Maybe I'm wrong and feel free to correct me. But the ip inspect is not only for the traffic in the VPN. The client are also using internet directly from their provider ( they're not using the VPN for http ) and they are directly connected to internet so a source of attack.
You are right, you use IP inspect for the normal traffic and you create the access-lists to exempt the IPSec traffic from being blocked...
Remember your IP inspect command is inspecting TCP and UDP (not esp which is meaningless and maybe even not there!)
And by the way, everything is working great since I configured 5 routers to use my access-list/ip inspect config.
I want to thank you again for your really good help!

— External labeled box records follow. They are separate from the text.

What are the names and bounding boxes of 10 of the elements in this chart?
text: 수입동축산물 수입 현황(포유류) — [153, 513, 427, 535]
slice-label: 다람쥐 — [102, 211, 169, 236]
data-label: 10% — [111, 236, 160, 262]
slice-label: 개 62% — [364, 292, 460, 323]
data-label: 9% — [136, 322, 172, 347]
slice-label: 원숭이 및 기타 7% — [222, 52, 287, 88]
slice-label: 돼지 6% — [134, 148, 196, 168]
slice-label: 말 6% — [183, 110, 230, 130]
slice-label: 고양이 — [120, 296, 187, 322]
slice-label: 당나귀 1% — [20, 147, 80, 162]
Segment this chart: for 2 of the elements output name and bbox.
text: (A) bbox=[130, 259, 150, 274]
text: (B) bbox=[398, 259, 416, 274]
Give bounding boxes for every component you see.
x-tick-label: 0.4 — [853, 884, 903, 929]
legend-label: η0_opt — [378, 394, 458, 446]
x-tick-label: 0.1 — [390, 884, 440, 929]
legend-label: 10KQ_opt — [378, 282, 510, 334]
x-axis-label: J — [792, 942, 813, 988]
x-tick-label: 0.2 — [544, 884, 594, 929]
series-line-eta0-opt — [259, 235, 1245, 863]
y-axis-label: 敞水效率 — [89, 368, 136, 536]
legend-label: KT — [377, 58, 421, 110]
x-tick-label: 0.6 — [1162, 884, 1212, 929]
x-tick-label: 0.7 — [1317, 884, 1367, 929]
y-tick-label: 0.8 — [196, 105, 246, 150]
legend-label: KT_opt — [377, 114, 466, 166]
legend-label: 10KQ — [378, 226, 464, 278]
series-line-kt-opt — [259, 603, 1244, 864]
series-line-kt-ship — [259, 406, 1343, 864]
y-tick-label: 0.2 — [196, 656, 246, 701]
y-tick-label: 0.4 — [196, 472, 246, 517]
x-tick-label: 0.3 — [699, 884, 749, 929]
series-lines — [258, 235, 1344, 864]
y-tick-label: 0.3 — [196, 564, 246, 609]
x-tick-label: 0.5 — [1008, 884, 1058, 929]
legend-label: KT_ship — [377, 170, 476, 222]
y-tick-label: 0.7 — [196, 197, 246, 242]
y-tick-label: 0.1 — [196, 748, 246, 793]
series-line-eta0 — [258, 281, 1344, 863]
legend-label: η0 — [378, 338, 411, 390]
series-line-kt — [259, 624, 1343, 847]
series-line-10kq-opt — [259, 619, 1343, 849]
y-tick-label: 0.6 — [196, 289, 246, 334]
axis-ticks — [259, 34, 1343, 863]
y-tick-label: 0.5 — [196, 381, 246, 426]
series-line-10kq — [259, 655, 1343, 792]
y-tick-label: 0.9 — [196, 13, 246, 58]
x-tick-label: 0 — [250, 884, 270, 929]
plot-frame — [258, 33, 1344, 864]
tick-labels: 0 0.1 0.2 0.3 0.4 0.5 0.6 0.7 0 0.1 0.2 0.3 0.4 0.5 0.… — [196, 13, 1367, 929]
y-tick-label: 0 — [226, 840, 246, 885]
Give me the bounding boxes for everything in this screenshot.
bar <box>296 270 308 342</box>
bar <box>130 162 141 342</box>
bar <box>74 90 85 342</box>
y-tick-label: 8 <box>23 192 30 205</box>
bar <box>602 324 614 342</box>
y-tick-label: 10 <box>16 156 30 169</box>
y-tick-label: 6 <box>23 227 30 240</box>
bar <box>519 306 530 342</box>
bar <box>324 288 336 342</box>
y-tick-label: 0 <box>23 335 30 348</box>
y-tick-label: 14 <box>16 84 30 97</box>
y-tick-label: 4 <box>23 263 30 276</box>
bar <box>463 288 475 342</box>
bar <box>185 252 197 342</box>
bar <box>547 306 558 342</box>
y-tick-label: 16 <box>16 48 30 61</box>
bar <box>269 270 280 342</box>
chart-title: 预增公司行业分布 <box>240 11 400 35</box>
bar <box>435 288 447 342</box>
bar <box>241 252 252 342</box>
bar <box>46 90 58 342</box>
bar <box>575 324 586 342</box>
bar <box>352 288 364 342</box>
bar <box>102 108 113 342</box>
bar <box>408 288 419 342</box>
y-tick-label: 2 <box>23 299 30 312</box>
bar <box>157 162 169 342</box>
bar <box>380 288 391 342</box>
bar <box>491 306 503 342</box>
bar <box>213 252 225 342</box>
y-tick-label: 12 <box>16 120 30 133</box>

Another question about a problem we have on a few router.
Sometimes the internet stop working for the computer who are connected in the router ( who is connected VPN to the main office ), it's like the router is refusing the connexion to internet.
Here the log we have when we do a debug ip ( on the private ip the computer his using ) :
EDT: IP: tableid=0, s=10.1.1.1 (Vlan1), d=PROXY (Dialer1), routed via FIB
EDT: IP: s=10.1.1.1 (Vlan1), d=PROXY (Dialer1), g=GATEWAYPUBLICIP, len 48, forward
TCP src=1121, dst=80, seq=2099553562, ack=0, win=65535 SYN
IP: tableid=0, s=10.1.1.1 (local), d=PROXY (Dialer1), routed via FIB
IP: s=10.1.1.1 (local), d=PRPXY (Dialer1), len 40, sending
TCP src=1121, dst=80, seq=2099553563, ack=0, win=0 RST
I don't understand why the router is doing a "RST" on the connexion. He's not suppose to block the connexion, anyone have an idea why we have that kind of problem on like 5% of our router.
Make sure you are enabling split tunneling using the route-map command and access-lists... if you post your full config of one of the routers which do not work I will try and help you!